Hitchhiker's Guide to Rukl Chart 50

Darwin (JRF <freeman _at_ netcom.com>)
Disintegrating crater with several associated rilles. The latter form an interesting contrast with the great Sirsalis Rille, which extends down from Rukl chart 39.
Darwin (David North <d _at_ timocharis.com>)
The Sirsallis rille passes right by Darwin, who had a fat western lip tonight. The bulge in its rim was at precisely the angle for the light to exaggerate it into something resembling The Garden Of the Gods in Colorado Springs. Some aspect of Darwin is always interesting when it is near the terminator. (See also chart 39.)
Mare Orientale (Akkana)
A flooded plain, normally on the far side of the moon and only visible from earth during favorable librations.

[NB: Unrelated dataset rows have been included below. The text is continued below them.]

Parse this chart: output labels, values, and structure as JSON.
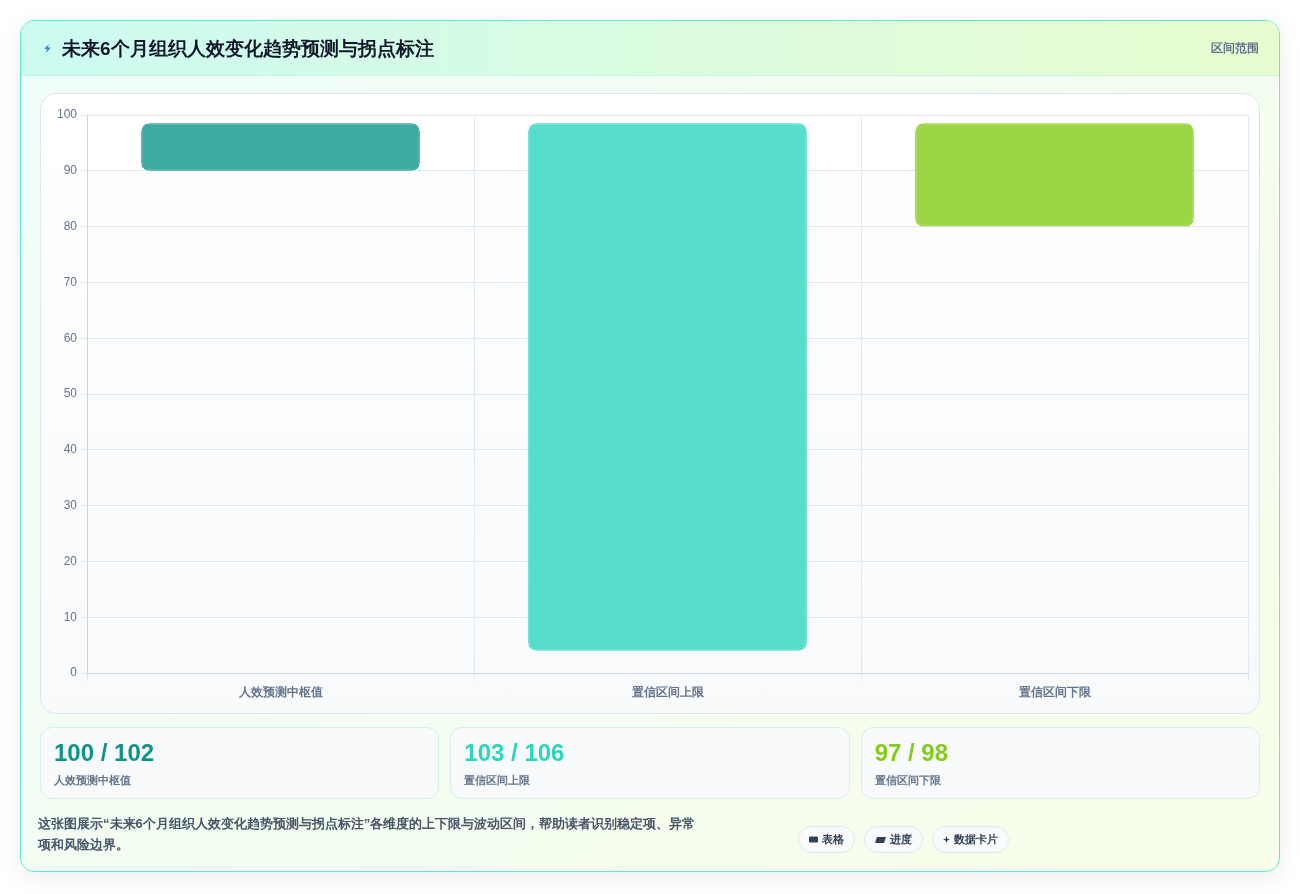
{
  "chart_data": {
    "type": "bar",
    "title": "未来6个月组织人效变化趋势预测与拐点标注",
    "subtitle": "区间范围",
    "categories": [
      "人效预测中枢值",
      "置信区间上限",
      "置信区间下限"
    ],
    "values": [
      8.5,
      94.5,
      18.5
    ],
    "base": [
      90,
      4,
      80
    ],
    "colors": [
      "#3da9a0",
      "#57ddcc",
      "#9dd645"
    ],
    "ylim": [
      0,
      100
    ],
    "yticks": [
      0,
      10,
      20,
      30,
      40,
      50,
      60,
      70,
      80,
      90,
      100
    ],
    "grid": true,
    "annotations": [
      "100 / 102",
      "103 / 106",
      "97 / 98",
      "这张图展示“未来6个月组织人效变化趋势预测与拐点标注”各维度的上下限与波动区间，帮助读者识别稳定项、异常项和风险边界。",
      "表格",
      "进度",
      "数据卡片"
    ]
  }
}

[Orientale sketch with Maunder] 6/20/97: Tracing the profile along the terminator was particularly interesting: the flatness of Orientale, then a steep drop to the valley to the south, then two rises where the concentric mountain ranges stood in relief against the unlit limb, and a pair of long dark streaks extending further northward, perhaps ejecta from the event which formed Orientale.

[Orientale wide sketch] Two craters stood out prominently off the north edge of Orientale, both with huge central mountains nearly filling the crater ("central peak" doesn't do justice to these peaks). Rukl is difficult to read for "far side" features, but I might guess that the crater to the southwest of Grimaldi and inside the concentric rings of mountains may have been Maunder (on Rukl's Libration Zone VII map), or possibly Kopff; it stands out very prominently, and Rukl gives no hint of the central peak being so huge in comparison to the size of the crater. The one to the northwest could have been Schluter.

[Orientale area, 6/10/98] Orientale can be an interesting area even when several days off the terminator, if the libration is favorable. On June 10-11, '98, with the terminator several days past, I made a sketch of all the landmarks I could see in the VX102, to see how far into the Orientale basin I was seeing. Not much of the mare itself, as it turned out.

Orientale (David North <d _at_ timocharis.com>)
The most favorable libration for Mare Orientale offered a very good look at the Cordillera and Rook mountains, and quite possibly a bit of a glance at the Mare floor, though that's uncertain... it may have been a bit of Lacus Veris, or whatever. Really rotten seeing, but not so bad I couldn't get clean kills on Schluter, Shaler and some other "out there" craters.

But all that is secondary to the sheer size and form of Mare Orientale, which requires nothing more than good binos, really. This libration was good enough to get a very full feel for the roundness and the look of the shock that would be required to form such a structure; it's just plain awesome.